Graffiti, engravings, spray paint, cutting down trees; are just a few examples of the vandalism appearing in our National Parks. But it doesn’t stop at just etching your name into precious rock, the amount of waste in our parks is becoming extremely difficult to manage – leaving our parks dirty and polluted with plastic bottles, food wrappers, bags, and other non-biodegradable waste.

So, why a physical book? Simply stated, according to the British Psychological Society, “it’s easier to develop meaningful feelings of ownership over a physical entity than a digital one” (Jarrett). “The greater sense of ownership afforded by a physical product is only an enticing prospect when there’s a motivation to experience a strong sense of connection with it.” Hold this book, flip through this book and develop this meaningful connection discussed above – that’s how the change will begin.

Though most people that see this project will see it through the bright screen in their hands, my hopes are that the digital experience itself is enough to convince viewers to empathize with me for our National Parks and raise their voices. So, bring food and drinks in reusable containers, throw out trash and recyclables in appropriate bins, and dispose of organics in compost bins. Live, climb, hike, and explore – but, respect the land. The Earth gives us these beautiful lands to witness and enjoy – so, don’t be the person to destroy it for everyone.

Sheps – Project Statement

Art, no matter what format, no matter who created it, and no matter when it was created, is inherently political, and as I sat wondering one autumn day what concept to base my book around, I knew that I wanted to write about something important. To me, there is nothing more important than respecting nature and taking active steps to protect it. I have been a vegan since I was fifteen years old, and a vegetarian for years before. As I began to buy vegan cookbooks and started going to Vegan festivals and restaurants, I learned the importance of community, and how a community together can make an impact on the world. Art is one of the best ways to find that sense of community, a sense of community that can activate change in the world.

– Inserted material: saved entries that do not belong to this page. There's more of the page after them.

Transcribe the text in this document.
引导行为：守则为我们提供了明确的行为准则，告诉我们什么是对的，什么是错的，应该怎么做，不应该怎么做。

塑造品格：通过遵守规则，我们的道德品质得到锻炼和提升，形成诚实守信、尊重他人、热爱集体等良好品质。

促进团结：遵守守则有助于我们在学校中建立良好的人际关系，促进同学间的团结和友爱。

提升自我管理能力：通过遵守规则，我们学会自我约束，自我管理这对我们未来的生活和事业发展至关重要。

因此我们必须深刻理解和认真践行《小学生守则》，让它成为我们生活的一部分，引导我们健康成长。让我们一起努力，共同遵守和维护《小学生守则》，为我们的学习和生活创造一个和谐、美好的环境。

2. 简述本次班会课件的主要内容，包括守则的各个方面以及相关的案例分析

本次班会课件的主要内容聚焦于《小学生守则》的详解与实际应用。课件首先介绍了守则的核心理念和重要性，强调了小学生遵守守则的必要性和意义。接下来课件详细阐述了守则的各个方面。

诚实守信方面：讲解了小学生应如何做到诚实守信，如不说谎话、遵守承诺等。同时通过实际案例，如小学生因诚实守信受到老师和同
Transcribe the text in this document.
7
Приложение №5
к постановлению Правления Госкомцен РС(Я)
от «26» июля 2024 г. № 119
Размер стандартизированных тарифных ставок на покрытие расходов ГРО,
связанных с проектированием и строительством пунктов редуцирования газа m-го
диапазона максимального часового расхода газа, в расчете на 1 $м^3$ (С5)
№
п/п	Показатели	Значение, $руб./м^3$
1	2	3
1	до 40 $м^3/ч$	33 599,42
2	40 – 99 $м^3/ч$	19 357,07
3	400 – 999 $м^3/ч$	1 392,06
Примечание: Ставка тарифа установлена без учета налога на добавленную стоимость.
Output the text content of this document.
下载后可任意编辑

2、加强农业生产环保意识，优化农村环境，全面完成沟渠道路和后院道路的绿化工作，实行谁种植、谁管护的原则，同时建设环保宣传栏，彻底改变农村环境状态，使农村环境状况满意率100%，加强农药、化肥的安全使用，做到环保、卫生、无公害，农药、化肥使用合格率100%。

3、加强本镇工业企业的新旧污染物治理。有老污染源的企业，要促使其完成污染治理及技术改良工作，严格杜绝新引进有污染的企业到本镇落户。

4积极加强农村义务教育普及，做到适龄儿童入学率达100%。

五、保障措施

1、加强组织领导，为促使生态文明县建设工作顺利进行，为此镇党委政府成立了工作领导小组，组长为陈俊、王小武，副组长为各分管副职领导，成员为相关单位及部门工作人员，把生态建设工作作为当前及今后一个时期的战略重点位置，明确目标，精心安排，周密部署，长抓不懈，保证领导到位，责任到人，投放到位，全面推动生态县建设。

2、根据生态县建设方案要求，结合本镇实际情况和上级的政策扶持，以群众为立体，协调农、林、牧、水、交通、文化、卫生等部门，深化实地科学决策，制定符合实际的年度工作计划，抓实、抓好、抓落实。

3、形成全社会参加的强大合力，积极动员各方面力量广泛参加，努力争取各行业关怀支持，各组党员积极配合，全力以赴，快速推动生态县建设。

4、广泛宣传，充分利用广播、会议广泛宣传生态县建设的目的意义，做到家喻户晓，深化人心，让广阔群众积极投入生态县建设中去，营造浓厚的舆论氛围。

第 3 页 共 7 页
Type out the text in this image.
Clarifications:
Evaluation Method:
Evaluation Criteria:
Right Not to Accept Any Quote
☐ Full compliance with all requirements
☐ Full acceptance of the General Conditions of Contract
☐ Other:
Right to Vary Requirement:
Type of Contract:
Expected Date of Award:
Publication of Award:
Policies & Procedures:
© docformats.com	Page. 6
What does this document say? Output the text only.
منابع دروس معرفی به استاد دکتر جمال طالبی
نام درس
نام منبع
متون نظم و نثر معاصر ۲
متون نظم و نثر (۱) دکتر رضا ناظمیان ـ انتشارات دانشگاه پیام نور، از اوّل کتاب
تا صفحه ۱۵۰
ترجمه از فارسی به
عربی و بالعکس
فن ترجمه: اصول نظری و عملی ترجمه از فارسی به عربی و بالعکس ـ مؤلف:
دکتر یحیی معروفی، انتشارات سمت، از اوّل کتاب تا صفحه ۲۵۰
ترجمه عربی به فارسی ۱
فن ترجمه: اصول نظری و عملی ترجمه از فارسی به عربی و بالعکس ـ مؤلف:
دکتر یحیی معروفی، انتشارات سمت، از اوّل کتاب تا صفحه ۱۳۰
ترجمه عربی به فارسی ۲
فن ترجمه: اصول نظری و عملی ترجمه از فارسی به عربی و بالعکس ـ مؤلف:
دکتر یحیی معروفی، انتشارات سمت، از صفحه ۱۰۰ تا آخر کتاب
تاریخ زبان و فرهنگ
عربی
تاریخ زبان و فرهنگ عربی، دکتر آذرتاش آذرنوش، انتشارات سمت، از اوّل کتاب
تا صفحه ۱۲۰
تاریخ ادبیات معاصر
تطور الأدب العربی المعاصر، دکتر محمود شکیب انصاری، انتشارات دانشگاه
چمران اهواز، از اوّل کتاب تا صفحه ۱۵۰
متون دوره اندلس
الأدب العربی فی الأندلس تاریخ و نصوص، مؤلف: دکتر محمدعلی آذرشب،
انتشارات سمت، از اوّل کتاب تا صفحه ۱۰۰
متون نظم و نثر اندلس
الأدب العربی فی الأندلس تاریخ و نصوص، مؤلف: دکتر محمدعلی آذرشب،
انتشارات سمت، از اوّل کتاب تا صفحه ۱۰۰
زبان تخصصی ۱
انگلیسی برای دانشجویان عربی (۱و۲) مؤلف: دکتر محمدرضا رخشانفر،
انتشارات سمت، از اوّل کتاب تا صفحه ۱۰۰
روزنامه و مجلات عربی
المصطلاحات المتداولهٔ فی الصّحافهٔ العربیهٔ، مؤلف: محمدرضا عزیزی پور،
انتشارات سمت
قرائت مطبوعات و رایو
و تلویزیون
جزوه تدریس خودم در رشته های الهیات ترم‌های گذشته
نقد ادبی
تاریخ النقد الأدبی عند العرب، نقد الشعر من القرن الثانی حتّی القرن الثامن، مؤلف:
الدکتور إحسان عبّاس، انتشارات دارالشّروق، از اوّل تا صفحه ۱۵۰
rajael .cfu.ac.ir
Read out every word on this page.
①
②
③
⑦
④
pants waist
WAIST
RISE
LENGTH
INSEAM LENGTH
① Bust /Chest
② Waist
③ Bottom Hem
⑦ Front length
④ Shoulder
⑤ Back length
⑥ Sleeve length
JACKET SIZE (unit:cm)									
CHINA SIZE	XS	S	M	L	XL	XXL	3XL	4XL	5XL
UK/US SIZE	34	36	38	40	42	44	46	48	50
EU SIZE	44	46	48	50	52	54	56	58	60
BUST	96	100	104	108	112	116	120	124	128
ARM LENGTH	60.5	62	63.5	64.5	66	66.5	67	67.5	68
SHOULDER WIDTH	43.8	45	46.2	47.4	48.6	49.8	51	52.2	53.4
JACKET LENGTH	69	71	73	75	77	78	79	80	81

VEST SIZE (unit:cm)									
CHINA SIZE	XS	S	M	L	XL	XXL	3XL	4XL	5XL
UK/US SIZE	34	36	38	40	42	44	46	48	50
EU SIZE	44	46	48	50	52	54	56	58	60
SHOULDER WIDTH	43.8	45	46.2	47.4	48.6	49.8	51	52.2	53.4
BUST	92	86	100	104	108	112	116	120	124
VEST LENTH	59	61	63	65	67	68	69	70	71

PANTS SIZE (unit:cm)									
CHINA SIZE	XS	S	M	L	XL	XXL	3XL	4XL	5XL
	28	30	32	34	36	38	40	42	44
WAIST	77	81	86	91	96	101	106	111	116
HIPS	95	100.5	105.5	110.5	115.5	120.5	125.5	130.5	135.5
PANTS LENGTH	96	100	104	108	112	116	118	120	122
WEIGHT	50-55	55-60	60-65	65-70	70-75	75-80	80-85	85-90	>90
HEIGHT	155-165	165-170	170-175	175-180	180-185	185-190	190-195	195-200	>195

My project is titled GRETA, after Generation Z climate change activist Greta Thunberg. It is called GRETA not in an effort to idolize her or shift the focus toward the individual. Thunberg has been vocal about her opinion that “the climate movement does not need any more prizes.” Instead, it is named after her to honor the new generation of activists who are speaking for the planet as a whole as they call out adults and established politicians for not using their power and wealth to make a difference in the world. The modern climate change movement has been led by young people inspired to use their voices by the stories they have heard of other activists through social media taking part in strikes such as #FridaysForFuture.

GRETA is a vegan cookbook compiled in a book with one purpose: to further inspire change and celebrate this connectedness. It is broken down to share the story of seven young people inciting change, each from a different continent, and the effects that climate change will have on their country. There will be drawings based around some of the effects of climate change, such as textured blue paper cut outs of rising oceans, or ombre shaded fires. Following these descriptions of effects such as heat waves, earthquakes, and increased precipitation, and descriptions of their collaborative efforts, there will be a recipe inspired by each activist and specific aspects that are relevant to their own activism, and their home country. For example, for activist Xiuhtezcatl Martinez, who has emphasized the way that fracking in Colorado has destroyed vegetation in surrounding areas, a taco recipe calls for hibiscus flowers. At the end of the day, the message that my project is trying to get across is that any change that will happen will be the result of young people using the social platforms given to them to elevate their voices.